The C-code for the inference needs to include the TensorFlow runtime libraries and other optimization functions with this header:
#include “tensorflow/lite/micro/micro_error_reporter.h”
#include “tensorflow/lite/micro/micro_interpreter.h”
#include “tensorflow/lite/micro/micro_utils.h”
#include “tensorflow/lite/micro/testing/micro_test.h”
#include “tensorflow/lite/schema/schema_generated.h”
#include “tensorflow/lite/micro/micro_mutable_op_resolver.h”
Note, the last include “micro_mutable_op_resolver.h”. During the development phase and if the working memory is large enough, this can be replaced by:
#include “tensorflow/lite/micro/all_ops_resolver.h
The “ops resolver” is what tells the NPU how to process various mathematical operations that are required to transform the input to the output (inference). “all_ops_resolver.h” contains all operations that have been implemented so far, and new ones are added to the TensorFlow repo continuously.
However, a given model requires only a limited set of operations that were used to design the model. If all operations required for the model are known, then we can instead import the “micro_mutable_op_resolver.h” file, which allows us to only pick the ops that are really required.
This can reduce the memory footprint of an application significantly.
Here is an example for a model, which is supposed to run on EthosU, contains a depth-wise convolution, a Conv-2D, an average-pooling, an add, a reshape and a softmax layer:
tflite::MicroMutableOpResolver<7> micro_op_resolver;
//tell tensorflow micro to add ethos-u operator
micro_op_resolver.AddEthosU();
micro_op_resolver.AddDepthwiseConv2D();
micro_op_resolver.AddConv2D();
micro_op_resolver.AddAveragePool2D();
micro_op_resolver.AddAdd();
micro_op_resolver.AddReshape();
micro_op_resolver.AddSoftmax();
Note that the number between the brackets <> following MicroMutableOpResolver (here 7) needs to be equal or larger than the added operator layers.
Next, we need to include model, input and expected output files with the following:
#include “my_network_model.h”
#include “input_data.h”
#include “expected_output_data.h”
An essential value, that might have to be determined experimentally, is the size of the tensor-arena:
#define TENSOR_ARENA_SIZE (70 * 1024)
The value here is given as an example. This area of memory is used to store the model’s input, output, and intermediate tensors. This value doesn’t have to be exact, so we can start with a larger value and reduce it to optimize the memory footprint.
Continuous Inference on Changing Input
The input and expected-output files (input_data.h and expected_output_data.h) are placed into memory locations specified in the linker-script.

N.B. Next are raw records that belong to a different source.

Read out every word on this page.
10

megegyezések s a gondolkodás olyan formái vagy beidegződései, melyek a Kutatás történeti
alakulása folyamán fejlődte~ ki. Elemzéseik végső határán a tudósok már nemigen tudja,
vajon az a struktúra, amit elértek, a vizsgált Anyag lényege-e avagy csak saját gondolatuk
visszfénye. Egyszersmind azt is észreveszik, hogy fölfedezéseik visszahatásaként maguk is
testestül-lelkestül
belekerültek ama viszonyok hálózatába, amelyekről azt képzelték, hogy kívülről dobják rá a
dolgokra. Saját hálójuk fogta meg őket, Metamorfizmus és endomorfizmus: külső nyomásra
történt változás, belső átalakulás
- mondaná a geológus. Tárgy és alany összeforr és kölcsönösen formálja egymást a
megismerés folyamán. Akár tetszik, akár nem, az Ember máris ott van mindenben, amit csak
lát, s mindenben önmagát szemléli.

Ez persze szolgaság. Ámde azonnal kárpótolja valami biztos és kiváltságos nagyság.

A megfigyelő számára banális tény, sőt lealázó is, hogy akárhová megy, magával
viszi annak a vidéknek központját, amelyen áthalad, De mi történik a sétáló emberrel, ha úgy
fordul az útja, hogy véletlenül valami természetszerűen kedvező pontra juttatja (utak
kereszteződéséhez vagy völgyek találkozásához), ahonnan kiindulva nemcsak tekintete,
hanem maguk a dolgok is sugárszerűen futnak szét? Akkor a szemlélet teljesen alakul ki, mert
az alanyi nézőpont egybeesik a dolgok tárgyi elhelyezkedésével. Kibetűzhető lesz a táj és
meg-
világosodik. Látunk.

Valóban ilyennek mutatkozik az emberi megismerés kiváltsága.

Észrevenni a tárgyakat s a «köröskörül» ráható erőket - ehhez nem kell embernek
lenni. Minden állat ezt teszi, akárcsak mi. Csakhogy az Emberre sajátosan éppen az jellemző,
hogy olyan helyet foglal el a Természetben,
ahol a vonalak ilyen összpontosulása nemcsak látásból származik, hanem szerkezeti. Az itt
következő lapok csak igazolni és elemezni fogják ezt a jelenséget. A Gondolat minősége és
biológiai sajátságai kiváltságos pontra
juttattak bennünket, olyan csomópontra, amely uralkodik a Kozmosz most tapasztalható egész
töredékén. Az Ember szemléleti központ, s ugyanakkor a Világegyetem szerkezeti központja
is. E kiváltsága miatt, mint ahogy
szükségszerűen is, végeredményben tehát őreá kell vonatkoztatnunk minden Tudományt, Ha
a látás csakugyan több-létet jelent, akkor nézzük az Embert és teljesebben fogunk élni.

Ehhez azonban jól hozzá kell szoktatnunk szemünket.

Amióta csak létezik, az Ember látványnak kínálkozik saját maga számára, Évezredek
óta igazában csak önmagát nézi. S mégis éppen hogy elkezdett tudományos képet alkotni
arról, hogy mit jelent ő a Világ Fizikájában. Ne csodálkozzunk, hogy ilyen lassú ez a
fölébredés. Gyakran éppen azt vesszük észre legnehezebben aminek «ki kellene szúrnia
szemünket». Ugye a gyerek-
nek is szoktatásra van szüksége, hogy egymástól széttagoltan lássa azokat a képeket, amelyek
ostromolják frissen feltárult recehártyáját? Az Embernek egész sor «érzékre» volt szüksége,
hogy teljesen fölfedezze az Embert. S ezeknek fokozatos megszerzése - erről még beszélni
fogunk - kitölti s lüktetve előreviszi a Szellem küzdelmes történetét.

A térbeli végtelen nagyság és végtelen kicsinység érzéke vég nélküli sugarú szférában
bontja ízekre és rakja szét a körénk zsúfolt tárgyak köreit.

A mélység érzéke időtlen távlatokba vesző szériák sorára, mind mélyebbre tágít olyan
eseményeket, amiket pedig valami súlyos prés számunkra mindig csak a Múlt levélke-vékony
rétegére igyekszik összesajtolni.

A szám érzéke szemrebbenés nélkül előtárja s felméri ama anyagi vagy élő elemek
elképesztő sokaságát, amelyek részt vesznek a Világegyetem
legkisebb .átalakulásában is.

In the ARM libraries (e.g., in ml-embedded-evaluation-kit) the linker-script is called platform.ld and for the corstone-300 evaluation board can be found in dependencies/core-platform/targets/corstone-300/.
The location for the input data is specified in the linker-script with input_data_sec, the output of the inference is specified with output_data_sec and the expected output is specified there with expected_output_data_sec.
With the starting addresses and the size of each block of those memory locations specified, we can convert the single inference into an inferencing loop.
We need for continuous inference a pipeline, that continuously (or interrupt controlled) generates new input features (or frames), converts, and shapes the input as described earlier and puts the input into the specified input_data_sec. Once the input is written into the memory, the inferencing loop (ideally interrupt-controlled) picks the new input data, runs it through the NPU and places the output into the memory location of the output_data_sec.
Once the output data is written, it can be read out from the known memory address and further processed as desired, making the NPU ready for the next incoming data.
Summary
This document has given an overview of all steps required for the conversion of a quantized model into the final format required for the deployment on the Ethos-U55.